指導制民主主義[インドネシア](読み)しどうせいみんしゅしゅぎ[インドネシア](英語表記)Demokrasi Terpimpin; Guided Democracy

ブリタニカ国際大百科事典 小項目事典 の解説

指導制民主主義[インドネシア]
しどうせいみんしゅしゅぎ[インドネシア]
Demokrasi Terpimpin; Guided Democracy

スカルノ政治哲学の中心で,1945年憲法に唱われたが,59年からインドネシア政治の指導理念ないしは実践手段として正式に採択された。
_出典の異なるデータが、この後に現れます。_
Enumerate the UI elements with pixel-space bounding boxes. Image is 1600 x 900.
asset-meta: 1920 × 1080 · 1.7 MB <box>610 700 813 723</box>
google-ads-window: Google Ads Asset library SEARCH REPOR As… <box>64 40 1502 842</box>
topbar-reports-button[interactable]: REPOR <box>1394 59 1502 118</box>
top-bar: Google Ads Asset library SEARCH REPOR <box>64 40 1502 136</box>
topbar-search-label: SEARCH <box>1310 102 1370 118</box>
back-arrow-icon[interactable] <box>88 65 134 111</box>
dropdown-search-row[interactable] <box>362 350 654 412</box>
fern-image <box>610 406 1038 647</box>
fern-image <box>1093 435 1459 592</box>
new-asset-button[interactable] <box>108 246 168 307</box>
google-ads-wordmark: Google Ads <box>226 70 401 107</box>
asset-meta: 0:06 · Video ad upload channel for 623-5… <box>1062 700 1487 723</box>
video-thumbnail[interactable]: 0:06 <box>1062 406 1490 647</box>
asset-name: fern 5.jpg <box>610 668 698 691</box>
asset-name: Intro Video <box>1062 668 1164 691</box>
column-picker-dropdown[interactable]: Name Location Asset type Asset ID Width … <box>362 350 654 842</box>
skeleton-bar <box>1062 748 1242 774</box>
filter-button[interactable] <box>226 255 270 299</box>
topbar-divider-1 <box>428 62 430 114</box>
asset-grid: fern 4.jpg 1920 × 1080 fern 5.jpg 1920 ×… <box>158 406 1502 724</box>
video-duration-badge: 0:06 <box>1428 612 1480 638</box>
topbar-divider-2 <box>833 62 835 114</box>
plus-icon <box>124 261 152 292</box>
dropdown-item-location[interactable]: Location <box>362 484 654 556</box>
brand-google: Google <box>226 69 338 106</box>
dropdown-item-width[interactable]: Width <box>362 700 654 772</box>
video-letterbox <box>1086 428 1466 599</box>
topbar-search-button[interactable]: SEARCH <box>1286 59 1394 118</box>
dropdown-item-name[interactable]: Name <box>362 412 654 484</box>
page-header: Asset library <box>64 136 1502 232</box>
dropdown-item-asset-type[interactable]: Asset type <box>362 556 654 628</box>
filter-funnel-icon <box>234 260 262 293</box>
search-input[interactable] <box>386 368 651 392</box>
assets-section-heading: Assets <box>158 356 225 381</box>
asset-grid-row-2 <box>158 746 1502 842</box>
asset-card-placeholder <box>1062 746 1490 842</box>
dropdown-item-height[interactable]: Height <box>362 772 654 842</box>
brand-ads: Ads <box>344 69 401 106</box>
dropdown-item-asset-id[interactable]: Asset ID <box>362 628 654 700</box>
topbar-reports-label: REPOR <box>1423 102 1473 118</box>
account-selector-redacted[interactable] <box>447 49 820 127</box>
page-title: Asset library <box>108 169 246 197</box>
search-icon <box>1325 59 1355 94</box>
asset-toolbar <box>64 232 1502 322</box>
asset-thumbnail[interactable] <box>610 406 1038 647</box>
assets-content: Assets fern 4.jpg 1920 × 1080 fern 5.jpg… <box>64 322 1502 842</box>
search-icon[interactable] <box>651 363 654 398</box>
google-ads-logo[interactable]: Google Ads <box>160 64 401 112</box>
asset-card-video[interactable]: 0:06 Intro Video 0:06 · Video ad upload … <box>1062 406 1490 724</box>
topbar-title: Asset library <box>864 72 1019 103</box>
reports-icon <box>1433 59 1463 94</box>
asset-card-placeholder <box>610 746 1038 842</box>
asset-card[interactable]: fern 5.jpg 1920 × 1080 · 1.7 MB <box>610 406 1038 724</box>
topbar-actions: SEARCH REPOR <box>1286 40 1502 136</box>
スカルノは,インドネシアにおいて実施された西欧議会制民主主義模倣が,インドネシアの政治的腐敗混乱をもたらすのみであったことを強く批判し,無規律な民主主義,指導性のない民主主義はインドネシアに適さないとして,強力な指導性,民主主義,社会主義を調和させた体制すなわち指導される民主主義を確立すべきであると主張した。 59年以来インドネシアにおいて確立された強力な大統領内閣,最高諮問会議,国民戦線,ゴトン・ローヨン (相互扶助) 国会,ナサコム体制,国民協議会,経済作戦最高司令部などの制度はいずれもこの指導される民主主義を実現するための体制であった。スハルト体制は,スカルノの政策を強く批判しつつも,この指導される民主主義についてはその精神と制度の多くを受継いでいる。